17.6 Exact areas from normal distributions

Areas under normal distributions can be found using:

hard copy tables, or
online tables.

17.6.1 Using the hard-copy tables

To demonstration the use of the normal distribution tables, consider the percentage of observations smaller than $z = - 2$ (that is, two standard deviations below the mean) in a normal distribution.

The hard-copy tables work with $z$ -scores to two decimal places, so consider the $z$ -score as $z = - 2.00$ . On the tables, find $- 2.0$ in the left margin of the table, and find the second decimal place (in this case, 0) in the top margin of the table (Fig. 17.6): where these intersect is the area (or probability) less than the $z$ -score. So the probability of finding a $z$ -score less than $z = - 2$ is 0.0228, or about 2.28%. (The online tables work differently.)

FIGURE 17.6: Using the hard-copy tables to compute the probability that $z$ is less than $- 2$

The tables give the area to the left of the

z

-score that is looked up.

17.6.2 Using the online tables

The online tables work differently to the hard-copy tables. Consider the same example again: the percentage of observations smaller than $z = - 2$ .

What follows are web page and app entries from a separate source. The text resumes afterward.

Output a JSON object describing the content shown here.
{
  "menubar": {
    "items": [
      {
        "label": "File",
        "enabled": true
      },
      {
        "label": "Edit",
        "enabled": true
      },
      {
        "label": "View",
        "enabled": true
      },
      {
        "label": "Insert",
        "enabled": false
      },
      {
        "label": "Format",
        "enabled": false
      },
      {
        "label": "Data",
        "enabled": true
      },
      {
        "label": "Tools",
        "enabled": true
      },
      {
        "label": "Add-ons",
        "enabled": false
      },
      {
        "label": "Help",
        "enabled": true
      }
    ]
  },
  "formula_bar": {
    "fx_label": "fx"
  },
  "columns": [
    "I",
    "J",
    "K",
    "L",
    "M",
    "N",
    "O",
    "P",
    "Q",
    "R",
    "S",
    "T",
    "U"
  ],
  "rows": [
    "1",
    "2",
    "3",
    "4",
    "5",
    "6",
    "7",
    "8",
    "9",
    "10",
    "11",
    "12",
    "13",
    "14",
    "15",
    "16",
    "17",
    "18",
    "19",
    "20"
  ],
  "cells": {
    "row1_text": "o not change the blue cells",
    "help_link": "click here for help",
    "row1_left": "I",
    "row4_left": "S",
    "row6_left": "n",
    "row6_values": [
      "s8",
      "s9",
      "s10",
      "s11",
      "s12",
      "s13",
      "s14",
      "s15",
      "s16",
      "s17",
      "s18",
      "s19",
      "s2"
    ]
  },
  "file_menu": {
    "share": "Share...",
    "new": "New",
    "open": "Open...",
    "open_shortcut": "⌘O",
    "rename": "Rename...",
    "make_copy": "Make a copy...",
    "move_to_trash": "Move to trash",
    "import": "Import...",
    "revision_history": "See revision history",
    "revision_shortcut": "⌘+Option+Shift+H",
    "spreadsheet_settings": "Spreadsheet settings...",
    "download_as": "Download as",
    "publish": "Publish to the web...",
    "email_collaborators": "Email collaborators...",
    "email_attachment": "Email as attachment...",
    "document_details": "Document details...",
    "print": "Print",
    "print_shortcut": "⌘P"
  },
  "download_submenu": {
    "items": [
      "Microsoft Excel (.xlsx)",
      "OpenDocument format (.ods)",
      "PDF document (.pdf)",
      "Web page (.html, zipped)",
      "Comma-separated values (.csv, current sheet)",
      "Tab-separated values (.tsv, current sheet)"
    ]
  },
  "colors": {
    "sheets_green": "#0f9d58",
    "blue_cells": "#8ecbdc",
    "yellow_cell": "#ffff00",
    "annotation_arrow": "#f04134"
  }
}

Like the hard-copy tables, the online tables (Appendix B.2) work with two decimal places, so consider the $z$ -score as $z = - 2.00$ . In the tables, enter the value -2 in the search region just under the column labelled z.score (see the animation below). After pressing Enter, the answer is shown in the column headed Area.to.left: the probability of finding a $z$ -score less than $- 2$ is 0.0228, or about 2.28%.

Using either the hard-copy or online tables gives an answer of about 2.28%. Using the 68–95–99.7 rule, the answer we obtained was $2.5$ %. Recall that the 68–95–99.7 rule is an approximation only.